Fig. 4.. Early life habitat quality can be accurately predicted from DNA methylation, but this signal attenuates over time.

(A) Known early life habitat quality (x-axis) versus predicted early life habitat quality from an elastic net regularization model (y-axis). More negative values correspond to cases in which the model predicted that the individual was born in high-quality habitat (the post-habitat shift environment); more positive values correspond to cases in which the model predicted that the individual was born in low-quality habitat (the pre-shift environment). (B) Receiver operating characteristic (ROC) curve for early life habitat quality predictions (AUC=0.926; dashed line denotes the y=x line). (C) Predicted habitat quality (y-axis) versus the time since habitat shift in days (x-axis) for animals born in low quality habitat (linear model p=0.0084). 0 days since habitat shift indicates a sample from an animal still in the low-quality environment.

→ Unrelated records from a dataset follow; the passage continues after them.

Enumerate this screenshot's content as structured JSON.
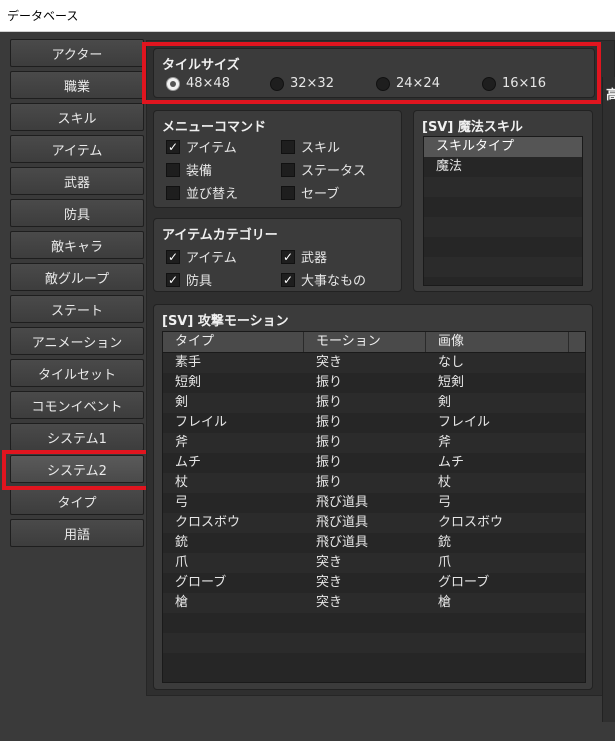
{
  "window": {
    "title": "データベース"
  },
  "sidebar": {
    "items": [
      {
        "label": "アクター"
      },
      {
        "label": "職業"
      },
      {
        "label": "スキル"
      },
      {
        "label": "アイテム"
      },
      {
        "label": "武器"
      },
      {
        "label": "防具"
      },
      {
        "label": "敵キャラ"
      },
      {
        "label": "敵グループ"
      },
      {
        "label": "ステート"
      },
      {
        "label": "アニメーション"
      },
      {
        "label": "タイルセット"
      },
      {
        "label": "コモンイベント"
      },
      {
        "label": "システム1"
      },
      {
        "label": "システム2"
      },
      {
        "label": "タイプ"
      },
      {
        "label": "用語"
      }
    ],
    "selected": "システム2"
  },
  "tile_size": {
    "title": "タイルサイズ",
    "options": [
      {
        "label": "48×48",
        "selected": true
      },
      {
        "label": "32×32",
        "selected": false
      },
      {
        "label": "24×24",
        "selected": false
      },
      {
        "label": "16×16",
        "selected": false
      }
    ]
  },
  "menu_commands": {
    "title": "メニューコマンド",
    "items": [
      {
        "label": "アイテム",
        "checked": true
      },
      {
        "label": "スキル",
        "checked": false
      },
      {
        "label": "装備",
        "checked": false
      },
      {
        "label": "ステータス",
        "checked": false
      },
      {
        "label": "並び替え",
        "checked": false
      },
      {
        "label": "セーブ",
        "checked": false
      }
    ]
  },
  "item_categories": {
    "title": "アイテムカテゴリー",
    "items": [
      {
        "label": "アイテム",
        "checked": true
      },
      {
        "label": "武器",
        "checked": true
      },
      {
        "label": "防具",
        "checked": true
      },
      {
        "label": "大事なもの",
        "checked": true
      }
    ]
  },
  "magic_skills": {
    "title": "[SV] 魔法スキル",
    "header": "スキルタイプ",
    "items": [
      "魔法"
    ]
  },
  "attack_motions": {
    "title": "[SV] 攻撃モーション",
    "columns": [
      "タイプ",
      "モーション",
      "画像"
    ],
    "rows": [
      [
        "素手",
        "突き",
        "なし"
      ],
      [
        "短剣",
        "振り",
        "短剣"
      ],
      [
        "剣",
        "振り",
        "剣"
      ],
      [
        "フレイル",
        "振り",
        "フレイル"
      ],
      [
        "斧",
        "振り",
        "斧"
      ],
      [
        "ムチ",
        "振り",
        "ムチ"
      ],
      [
        "杖",
        "振り",
        "杖"
      ],
      [
        "弓",
        "飛び道具",
        "弓"
      ],
      [
        "クロスボウ",
        "飛び道具",
        "クロスボウ"
      ],
      [
        "銃",
        "飛び道具",
        "銃"
      ],
      [
        "爪",
        "突き",
        "爪"
      ],
      [
        "グローブ",
        "突き",
        "グローブ"
      ],
      [
        "槍",
        "突き",
        "槍"
      ]
    ]
  },
  "right_panel": {
    "title_fragment": "高"
  },
  "colors": {
    "highlight": "#e0151f",
    "background": "#3a3a3a"
  }
}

Fig. 5.. CpG sites associated with drought and male dominance rank are enriched in functional regions of the genome based on a high-throughput reporter assay.

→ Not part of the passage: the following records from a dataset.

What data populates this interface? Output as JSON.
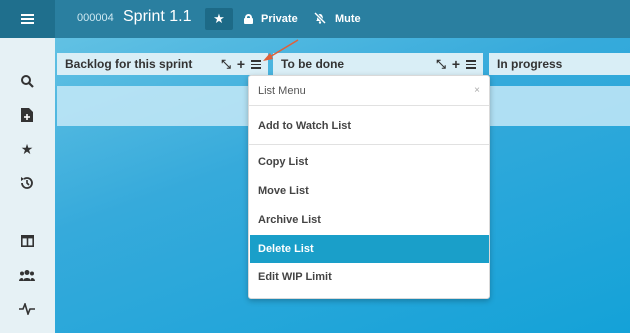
{
  "header": {
    "board_id": "000004",
    "board_title": "Sprint 1.1",
    "privacy_label": "Private",
    "mute_label": "Mute"
  },
  "lists": [
    {
      "title": "Backlog for this sprint"
    },
    {
      "title": "To be done"
    },
    {
      "title": "In progress"
    }
  ],
  "list_menu": {
    "title": "List Menu",
    "close": "×",
    "items": [
      {
        "label": "Add to Watch List"
      },
      {
        "label": "Copy List"
      },
      {
        "label": "Move List"
      },
      {
        "label": "Archive List"
      },
      {
        "label": "Delete List",
        "active": true
      },
      {
        "label": "Edit WIP Limit"
      }
    ]
  },
  "colors": {
    "topbar": "#2a7fa0",
    "active_item": "#1a9fc9",
    "annotation_arrow": "#e0603a"
  }
}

(A) Workflow for the mSTARR-seq experiment and an example of read pileups at a regulatory window that exhibits methylation-dependent regulatory activity and overlaps a drought-associated CpG site in the observational data from Amboseli. Summed read counts are shown for methylated (blue) and unmethylated (yellow) experimental replicates. In the highlighted methylation-dependent regulatory region, unmethylated treatments drive substantial expression (yellow RNA counts) compared to methylated treatments (blue RNA counts), even though the amount of input DNA (overlapping yellow and blue DNA counts) was near-identical across treatments. (B) Enrichment of regulatory regions from mSTARR-seq across 15 chromatin states lifted over to the baboon genome from human peripheral blood mononuclear cells (27). Regions with empirically identified regulatory activity are enriched in regions orthologous to putative enhancer and promoter regions in human PBMCs, and depleted in states associated with regulatory quiescence/repression. (C) Enrichment statistics for male dominance rank- (blue), drought- (red), and age-associated CpGs (gray) in regions capable of regulatory activity in mSTARR-seq. The x-axis shows the FDR threshold for identifying age, drought, or rank-associated CpG sites; the y-axis shows the log₂(OR) for enrichment in mSTARR-seq putative regulatory elements (all identified at FDR = 10%). Opaque points indicate significant FET enrichment (p<0.05).